Politik

Vize des SPD-Wirtschaftsforums Startup-Unternehmer Maier will SPD führen

Noch wenige Wochen läuft die Bewerbungsphase um den SPD-Vorsitz. Jetzt erklärt der Vizepräsident des SPD-Wirtschaftsforums, Robert Maier, er wolle antreten, um die SPD zu erneuern. Er wolle die Sozialdemokraten wieder zu einer Volkspartei machen, sagt er bei n-tv.

Im Rennen um den künftigen SPD-Vorsitz hat der Vizepräsident des SPD-Wirtschaftsforums, Robert Maier, seine Kandidatur angekündigt. Der 39 Jahre alte Berliner Startup-Unternehmer sagte bei n-tv, dass er die SPD wieder zu einer Volkspartei machen wolle. "Ich bin fest davon überzeugt, dass unsere alte SPD in der Lage sein wird, sich zu erneuern."

Die SPD sei "genau die Partei, die einen Rechtsruck verhindern kann", sagte er weiter. Dafür müsste die Partei sich "ohne Scheuklappen" trauen, "den Sorgen und Nöten der Bürgerinnen und Bürger wieder genau zuzuhören". Er betonte: "Migration, Kriminalität und Gewalt beschäftigen die Bürger stark." Man dürfe nicht alle Menschen, "die Sorge vor Migration haben, per se in die rechte Ecke schieben". Die SPD müsse diese Sorgen ernst nehmen und die Themen offen diskutieren.
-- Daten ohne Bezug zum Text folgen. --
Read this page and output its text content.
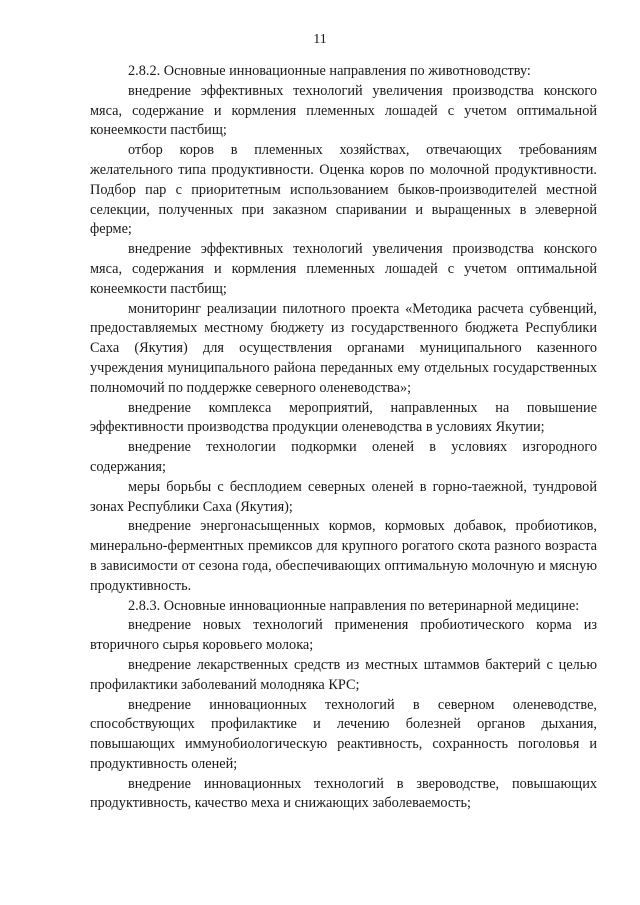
11

2.8.2. Основные инновационные направления по животноводству:

внедрение эффективных технологий увеличения производства конского мяса, содержание и кормления племенных лошадей с учетом оптимальной конеемкости пастбищ;

отбор коров в племенных хозяйствах, отвечающих требованиям желательного типа продуктивности. Оценка коров по молочной продуктивности. Подбор пар с приоритетным использованием быков-производителей местной селекции, полученных при заказном спаривании и выращенных в элеверной ферме;

внедрение эффективных технологий увеличения производства конского мяса, содержания и кормления племенных лошадей с учетом оптимальной конеемкости пастбищ;

мониторинг реализации пилотного проекта «Методика расчета субвенций, предоставляемых местному бюджету из государственного бюджета Республики Саха (Якутия) для осуществления органами муниципального казенного учреждения муниципального района переданных ему отдельных государственных полномочий по поддержке северного оленеводства»;

внедрение комплекса мероприятий, направленных на повышение эффективности производства продукции оленеводства в условиях Якутии;

внедрение технологии подкормки оленей в условиях изгородного содержания;

меры борьбы с бесплодием северных оленей в горно-таежной, тундровой зонах Республики Саха (Якутия);

внедрение энергонасыщенных кормов, кормовых добавок, пробиотиков, минерально-ферментных премиксов для крупного рогатого скота разного возраста в зависимости от сезона года, обеспечивающих оптимальную молочную и мясную продуктивность.

2.8.3. Основные инновационные направления по ветеринарной медицине:

внедрение новых технологий применения пробиотического корма из вторичного сырья коровьего молока;

внедрение лекарственных средств из местных штаммов бактерий с целью профилактики заболеваний молодняка КРС;

внедрение инновационных технологий в северном оленеводстве, способствующих профилактике и лечению болезней органов дыхания, повышающих иммунобиологическую реактивность, сохранность поголовья и продуктивность оленей;

внедрение инновационных технологий в звероводстве, повышающих продуктивность, качество меха и снижающих заболеваемость;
Im August will Maier für seine geplante Kandidatur die nötige Unterstützung von fünf SPD-Unterbezirken organisieren. "Erste positive Signale habe ich bereits erhalten", sagte Maier der "Welt". Als Parteivorsitzender wolle er "deutlich andere Schwerpunkte setzen als die aktuelle Parteiführung, sowohl beim Thema Sicherheit und Migration als auch bei wirtschaftlichen Themen". Er wolle "nicht tatenlos zusehen, wie das Land nach rechts rückt und unsere SPD den Bach runtergeht".

Mit Blick auf die Wirtschaft forderte Maier von seiner Partei Zukunftsoptimismus: Man müsse "den digitalen Wandel aktiv gestalten", sagte Maier bei n-tv. Digitalisierung und neue Technologien böten erhebliche Chancen zum Wohle der Menschheit und der Wirtschaft, sagte er der "Welt". Die SPD solle Zukunftstechnologien als Möglichkeit zur Verbesserung der Lebensqualität und zum ökonomischen Fortschritt begreifen und den Menschen die Angst davor nehmen, forderte der Startup-Unternehmer.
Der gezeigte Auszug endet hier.